Often when dealing with life’s struggles from a vulnerable position, emotion takes precedent over logical thinking to the point that our decisions become clouded by our feelings. Lynch creates a similarly oblique sensation via the subliminal camera techniques by director of photography Peter Deming, whose camerawork truly takes viewers out of their comfort zones. Deming’s unconventional cinematography invites audience members to experience Betty’s fragmented reality firsthand, with unsteady point of view shots that disorient viewers when they feel the greatest need for clarity. These peculiar lighting techniques mislead spectators who are obliged to piece together the visuals without any enlightening insight into why certain images warrant exposure.
While Lynch grants viewers the authority to enter into his mysteries as detectives, he also allows the lack of resolution itself to become a coherent meaning. He achieves this by framing his unorthodox sound production around the notion that an epiphany can be realized through contrast with the familiar. As opposed to a more logically consistent score, much of the film’s soundtrack is composed of symphonic pieces interrupted by easy listening tracks like Linda Scott’s “I’ve Told Every Little Star,” forcing listeners to figuratively adopt a tactile approach of feeling around for meaning.

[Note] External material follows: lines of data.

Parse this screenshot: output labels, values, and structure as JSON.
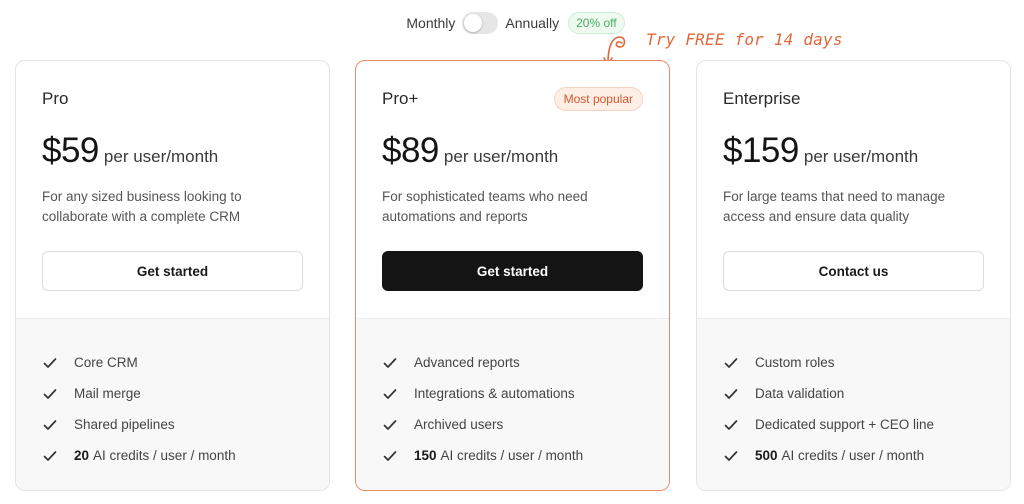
{
  "billing": {
    "monthly_label": "Monthly",
    "annually_label": "Annually",
    "discount_badge": "20% off",
    "selected": "Monthly"
  },
  "annotation": "Try FREE for 14 days",
  "colors": {
    "accent": "#e2673a",
    "featured_border": "#e88c68",
    "primary_button": "#141414",
    "discount_green": "#4cae5f"
  },
  "plans": [
    {
      "name": "Pro",
      "price": "$59",
      "unit": "per user/month",
      "description": "For any sized business looking to collaborate with a complete CRM",
      "cta": "Get started",
      "features": [
        "Core CRM",
        "Mail merge",
        "Shared pipelines"
      ],
      "credits_amount": "20",
      "credits_text": "AI credits / user / month"
    },
    {
      "name": "Pro+",
      "badge": "Most popular",
      "price": "$89",
      "unit": "per user/month",
      "description": "For sophisticated teams who need automations and reports",
      "cta": "Get started",
      "features": [
        "Advanced reports",
        "Integrations & automations",
        "Archived users"
      ],
      "credits_amount": "150",
      "credits_text": "AI credits / user / month"
    },
    {
      "name": "Enterprise",
      "price": "$159",
      "unit": "per user/month",
      "description": "For large teams that need to manage access and ensure data quality",
      "cta": "Contact us",
      "features": [
        "Custom roles",
        "Data validation",
        "Dedicated support + CEO line"
      ],
      "credits_amount": "500",
      "credits_text": "AI credits / user / month"
    }
  ]
}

This process is made all the more difficult by the fact that much of these sounds are post-produced, causing unnerving transitions from loud to soft noises, and even the moments of complete silence, to heighten the tension. Nowhere is this hallucinatory effect more evident than in the Club Silencio scene, where the continuation of Rebekah Del Rio’s performance, despite collapsing midway through, puts Betty and Rita, and by extension the viewer, in a trancelike state.

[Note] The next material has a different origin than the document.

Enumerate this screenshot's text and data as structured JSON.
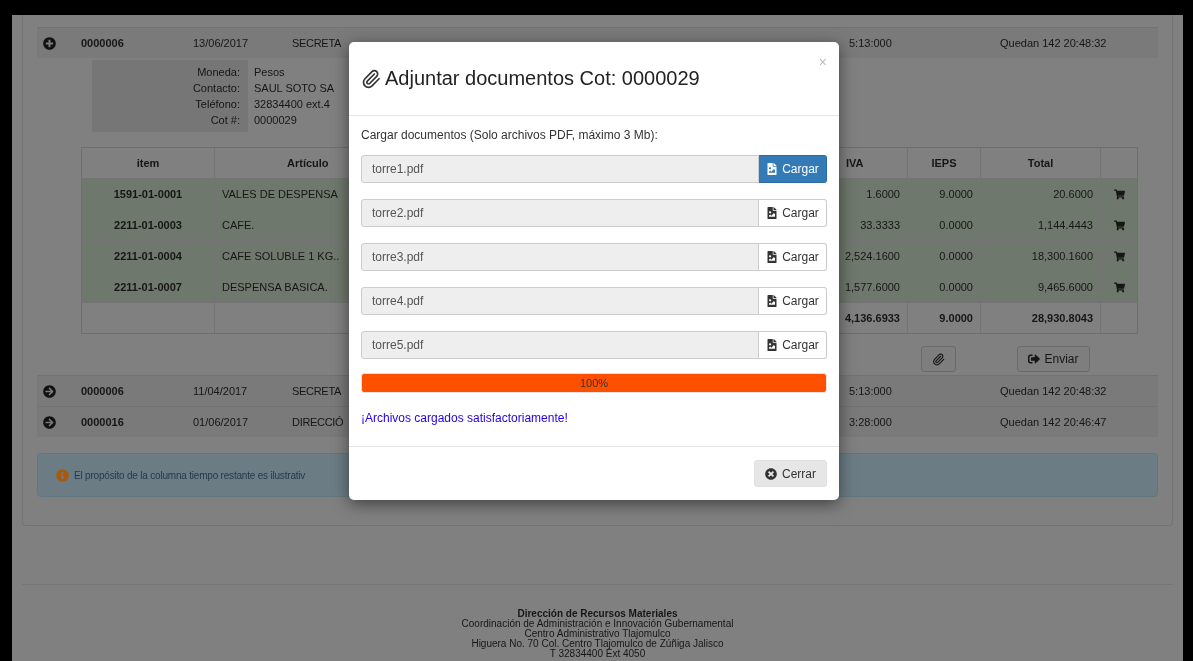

In this search for truth, even the urge to identify with the actors is met with disappointment, caused in part by the unreliability of their character’s fluid identities. Of course, the awkwardly stiff acting feeds into this puzzle, and the utter transformation by Naomi Watts suddenly showcasing immense talent only complicates matters – especially in the audition scene where a more realistic acting approach is ironically situated within our suspension of disbelief. Diane is eventually subject to the fateful doom of having her shattered subconscious cling onto a constructed reality and, as such, utilizes the life of an actor for existentially studying the universal longing for relevance. Watching the film, we are encouraged to grapple with these issues ourselves, but the difficulty of reaching a consensus as a result of Mulholland Drive’s mystifying technical devices becomes itself a fulfilling conclusion.
In times like these, the acceptance of, and indulgence in, not knowing proves satisfactory in its own right. The coronavirus pandemic has quite literally shattered the aspirations of many, so who is to deny one’s creation of a dream where logical reasoning is unthinkable? Half of the fun when it comes to embracing the “ignorance is bliss” mentality lies in the unexpected nature of this realization, such that even the walls surrounding our quarantined lives are incapable of confining our imaginations. Lynch himself believes this time of prolonged daydreaming can only bring people together in a more “spiritual” and “kinder” way and, watching this film, there’s little mystery as to why.